Ken, Michael, (Noel),

If Noel published Irish Concertina methods and techniques in a book and charged $150 for the book I would probably buy it. Sell the accompanying DVD for $49. I'd probably buy that too. In these forms he has copyright. He can sell them from his web page for whatever amount he likes. Or on Ebay... He could then run the classes wherever and whenever and people would still come because it is happening.

I have a very tight schedule and my family life precludes me from much solo travel. But make me sign the release and the whole thing changes and (to me) it loses something. No longer is it a cultural music method/technique exchange rather it is just a business transaction. Thus making is much less attractive to me. I completely respect his rights as an author.

Dan

Yes, the current situation is awkward, but teaching concertina is pretty much Noel's sole livelihood (thanks to the sort of agreements that used to be common in the music industry, he doesn't make anything off his first four CDs, unless you bought them directly from him). He is a single parent raising kids. For now, this is how he chooses to guard the enormous amount of work he put into the teaching methods he has developed. I suspect the day will come when this situation with be different, but until then I certainly respect his right to impose these conditions.
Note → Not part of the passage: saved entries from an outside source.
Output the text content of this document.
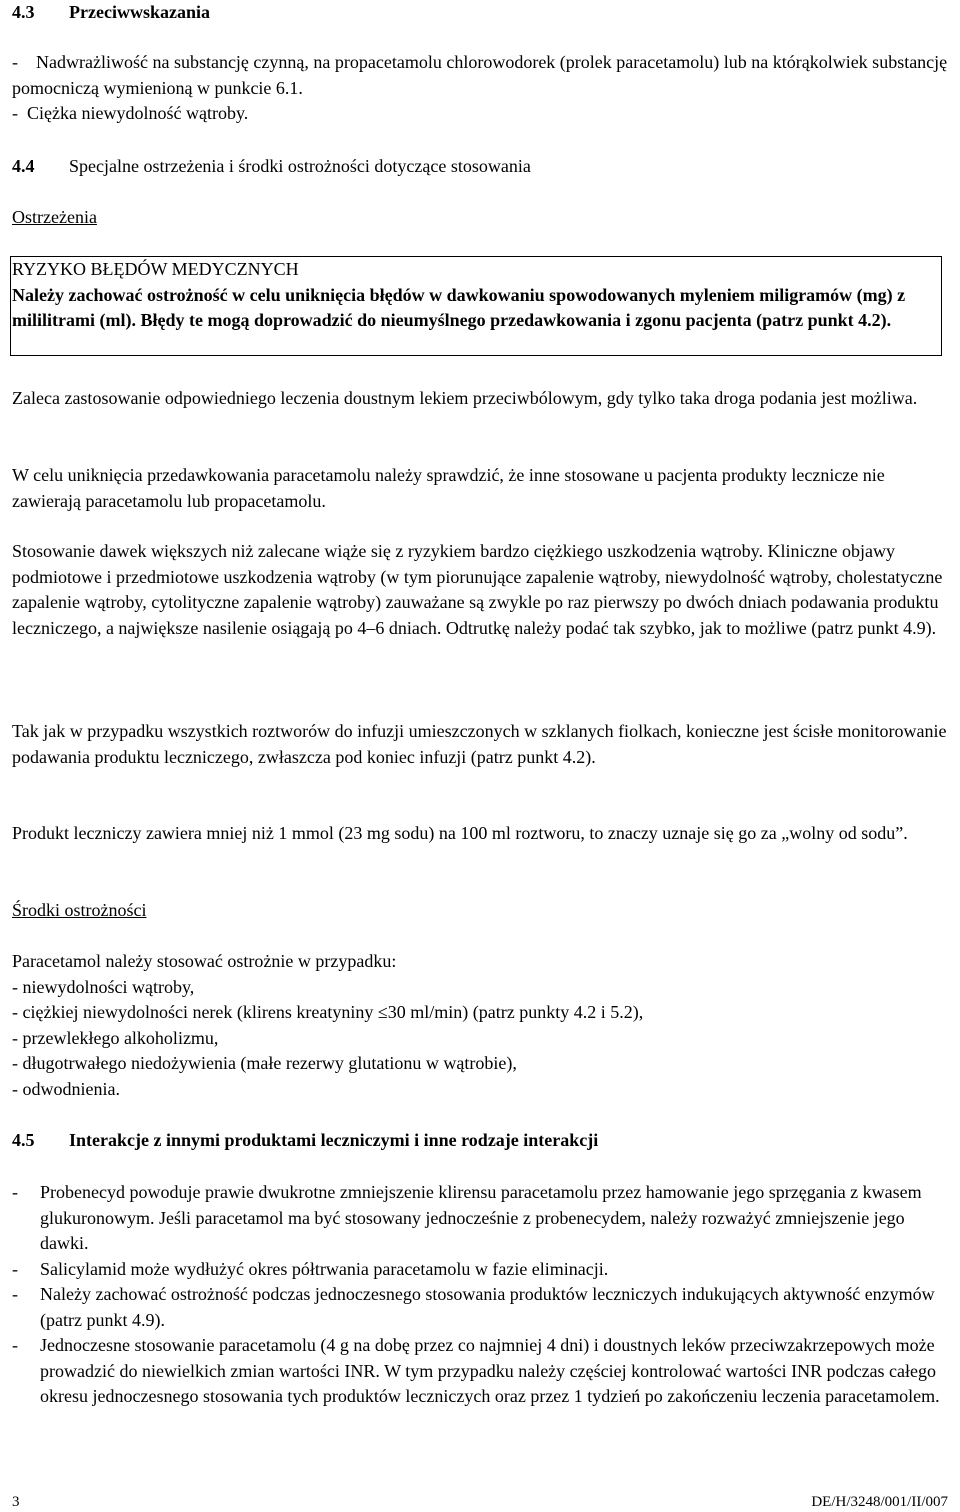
4.3 Przeciwwskazania

-    Nadwrażliwość na substancję czynną, na propacetamolu chlorowodorek (prolek paracetamolu) lub na którąkolwiek substancję pomocniczą wymienioną w punkcie 6.1.
-  Ciężka niewydolność wątroby.

4.4 Specjalne ostrzeżenia i środki ostrożności dotyczące stosowania

Ostrzeżenia

RYZYKO BŁĘDÓW MEDYCZNYCH

Należy zachować ostrożność w celu uniknięcia błędów w dawkowaniu spowodowanych myleniem miligramów (mg) z mililitrami (ml). Błędy te mogą doprowadzić do nieumyślnego przedawkowania i zgonu pacjenta (patrz punkt 4.2).

Zaleca zastosowanie odpowiedniego leczenia doustnym lekiem przeciwbólowym, gdy tylko taka droga podania jest możliwa.

W celu uniknięcia przedawkowania paracetamolu należy sprawdzić, że inne stosowane u pacjenta produkty lecznicze nie zawierają paracetamolu lub propacetamolu.

Stosowanie dawek większych niż zalecane wiąże się z ryzykiem bardzo ciężkiego uszkodzenia wątroby. Kliniczne objawy podmiotowe i przedmiotowe uszkodzenia wątroby (w tym piorunujące zapalenie wątroby, niewydolność wątroby, cholestatyczne zapalenie wątroby, cytolityczne zapalenie wątroby) zauważane są zwykle po raz pierwszy po dwóch dniach podawania produktu leczniczego, a największe nasilenie osiągają po 4–6 dniach. Odtrutkę należy podać tak szybko, jak to możliwe (patrz punkt 4.9).

Tak jak w przypadku wszystkich roztworów do infuzji umieszczonych w szklanych fiolkach, konieczne jest ścisłe monitorowanie podawania produktu leczniczego, zwłaszcza pod koniec infuzji (patrz punkt 4.2).

Produkt leczniczy zawiera mniej niż 1 mmol (23 mg sodu) na 100 ml roztworu, to znaczy uznaje się go za „wolny od sodu”.

Środki ostrożności

Paracetamol należy stosować ostrożnie w przypadku:

- niewydolności wątroby,

- ciężkiej niewydolności nerek (klirens kreatyniny ≤30 ml/min) (patrz punkty 4.2 i 5.2),

- przewlekłego alkoholizmu,

- długotrwałego niedożywienia (małe rezerwy glutationu w wątrobie),

- odwodnienia.

4.5 Interakcje z innymi produktami leczniczymi i inne rodzaje interakcji

- Probenecyd powoduje prawie dwukrotne zmniejszenie klirensu paracetamolu przez hamowanie jego sprzęgania z kwasem glukuronowym. Jeśli paracetamol ma być stosowany jednocześnie z probenecydem, należy rozważyć zmniejszenie jego dawki.
- Salicylamid może wydłużyć okres półtrwania paracetamolu w fazie eliminacji.
- Należy zachować ostrożność podczas jednoczesnego stosowania produktów leczniczych indukujących aktywność enzymów (patrz punkt 4.9).
- Jednoczesne stosowanie paracetamolu (4 g na dobę przez co najmniej 4 dni) i doustnych leków przeciwzakrzepowych może prowadzić do niewielkich zmian wartości INR. W tym przypadku należy częściej kontrolować wartości INR podczas całego okresu jednoczesnego stosowania tych produktów leczniczych oraz przez 1 tydzień po zakończeniu leczenia paracetamolem.
3	DE/H/3248/001/II/007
I didn't feel too good the time someone ripped off the detailed outline for a college course I had created through many half-sleepless nights in my first teaching job and reused it without my permission or any compensation to me. My students paid to take the course, but my colleagues did not pay to reuse it by teaching it and claiming it was their own. They were too lazy to create their own course or to pay me a consulting fee for the work I did - I was paid to teach their students for one year, not to create a curriculum they could and did use for years after I left (they had a faculty member supposedly in my specialty already who was completely nonproductive). The college's lawyer told me the order of presentation and extra lessons, demos, field trips etc. constituted as a whole a creative work I could defend legally (should I choose to squander the money doing so). I have been a lot more careful since then. I know this isn't the same thing, just that I understand where defending one's work comes from. There are many capable concertina teachers out there. Some of them, like Father Charlie Coen, don't have any fingering system or any advice to you about how to finger but still can teach you amazing playing ideas, so you can take your pick. Whatever you do, happy concertina playing!

Ken


Edited to repair some late night spelling typos.

Edited by McIsog, 31 March 2008 - 10:40 PM.